Kişi 30 yaşındadır ve 7 yıl pasif çalışma hakkı vardır. Kişinin yapı 30 + pasif çalışma hakkı 7 = 37 x 21.600 TL = 799.200 TL, kişinin yaklaşık olarak maddi tazminat alacağıdır.

 

Bu hesaplama, yaklaşık bir hesaplamadır. Tazminat alacak miktarı hakimin takdirindedir.

 

“Mahkemece hükme dayanak yapılan bilirkişi raporlarıyla kazanın oluşumunda kusursuz olduğu belirlenen ve kaza tarihinde 19 yaşında olan davacının bacağının kesilerek % 47 oranında malul kalması nedeniyle mahkemece hükmedilen manevi tazminat miktarının taraflarının ekonomik durumları da göz önüne alındığında yüksek olmadığı Genel Kurul çoğunluğunca kabul edilmiştir.”[2] 

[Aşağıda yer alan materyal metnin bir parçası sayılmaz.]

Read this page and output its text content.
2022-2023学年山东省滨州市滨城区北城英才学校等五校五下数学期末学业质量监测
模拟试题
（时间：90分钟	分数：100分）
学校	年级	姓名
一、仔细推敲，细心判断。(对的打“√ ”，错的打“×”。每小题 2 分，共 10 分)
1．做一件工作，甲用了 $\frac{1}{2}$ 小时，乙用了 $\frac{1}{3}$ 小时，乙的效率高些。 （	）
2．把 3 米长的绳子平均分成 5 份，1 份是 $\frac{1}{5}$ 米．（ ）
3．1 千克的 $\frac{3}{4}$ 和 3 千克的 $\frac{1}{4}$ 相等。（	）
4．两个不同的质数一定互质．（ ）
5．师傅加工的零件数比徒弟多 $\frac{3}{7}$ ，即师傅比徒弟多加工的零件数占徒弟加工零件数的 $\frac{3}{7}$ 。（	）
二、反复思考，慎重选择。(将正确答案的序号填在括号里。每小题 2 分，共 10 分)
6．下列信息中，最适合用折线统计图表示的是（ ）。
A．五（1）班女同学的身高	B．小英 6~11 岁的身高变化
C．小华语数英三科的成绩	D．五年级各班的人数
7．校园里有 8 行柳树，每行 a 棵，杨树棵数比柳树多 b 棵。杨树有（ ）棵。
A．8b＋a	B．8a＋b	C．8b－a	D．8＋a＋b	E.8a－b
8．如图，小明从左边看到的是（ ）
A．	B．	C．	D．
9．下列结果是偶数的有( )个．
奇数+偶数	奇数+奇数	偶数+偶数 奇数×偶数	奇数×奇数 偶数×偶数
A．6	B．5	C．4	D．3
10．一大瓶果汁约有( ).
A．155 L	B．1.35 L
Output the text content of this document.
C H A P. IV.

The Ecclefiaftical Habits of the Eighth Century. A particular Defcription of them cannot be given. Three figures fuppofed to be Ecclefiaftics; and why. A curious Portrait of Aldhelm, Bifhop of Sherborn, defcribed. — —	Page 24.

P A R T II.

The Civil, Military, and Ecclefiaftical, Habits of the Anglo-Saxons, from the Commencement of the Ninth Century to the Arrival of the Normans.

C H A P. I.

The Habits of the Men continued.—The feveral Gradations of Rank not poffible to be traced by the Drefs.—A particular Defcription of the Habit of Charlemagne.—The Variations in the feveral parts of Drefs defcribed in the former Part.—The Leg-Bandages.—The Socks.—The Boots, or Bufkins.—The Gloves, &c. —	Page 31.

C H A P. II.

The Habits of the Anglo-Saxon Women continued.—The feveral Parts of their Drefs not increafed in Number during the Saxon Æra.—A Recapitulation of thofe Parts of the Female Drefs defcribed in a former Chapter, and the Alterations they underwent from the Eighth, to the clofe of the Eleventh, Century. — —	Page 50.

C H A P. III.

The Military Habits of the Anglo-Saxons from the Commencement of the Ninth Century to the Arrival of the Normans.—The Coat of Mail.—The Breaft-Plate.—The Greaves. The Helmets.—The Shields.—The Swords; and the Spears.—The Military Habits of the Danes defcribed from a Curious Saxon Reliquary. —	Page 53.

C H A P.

5. TRAFİK KAZASI NEDENİYLE TAZMİNAT DAVASI AÇABİLECEK KİŞİLER

 

Trafik kazası nedeniyle tazminat davası açabilecek kişiler, trafik kazasının türüne göre değişiklik göstermektedir. Bu durumda, kişileri bu türler altında incelemek ve açıklamak gerekmektedir.

 

a. Ölümlü Trafik Kazaları:

 

Ölümlü trafik kazaları söz konusu olduğunda, destekten yoksun kalma tazminatı için dava açacak kişiler, ölen kişinin yaşadığı süre içerisinde maddi olarak destek sağladığı kişilerdir. Bu kişiler, desteği kanıtlayarak tazminat isteminde bulunabilir.

 

Cenaze masraflarının karşılanması isteminde ve kişi hemen ölmediyse tedavi masraflarının karşılanması isteminde bulunacak kişiler, söz konusu masraflarla ilgilenen kişilerdir.

 

Nafaka artırımı için açılacak davalarda görevli mahkeme Aile Mahkemesi’dir. Aile Mahkemesi’nin bulunmadığı yerlerde görevli mahkeme Asliye Hukuk Mahkemesi’dir. Asliye Hukuk Mahkemesi, Aile Mahkemesi sıfatıyla söz konusu davalara bakabilir.

 

b. Yaralanmalı Trafik Kazaları:

 

Yaralanmalı trafik kazaları söz konusu olduğunda, ilgili zararların maddi tazmini talebinde sadece yaralanmış kişi bulunabilir. Bu durumun bir istisnası bulunmamakla beraber, yaralanan kişinin uzuv kaybına uğramış olması veya ağır yaralanmış olması halinde kişinin yakınları sorumludan manevi tazminat talebinde bulunabilir.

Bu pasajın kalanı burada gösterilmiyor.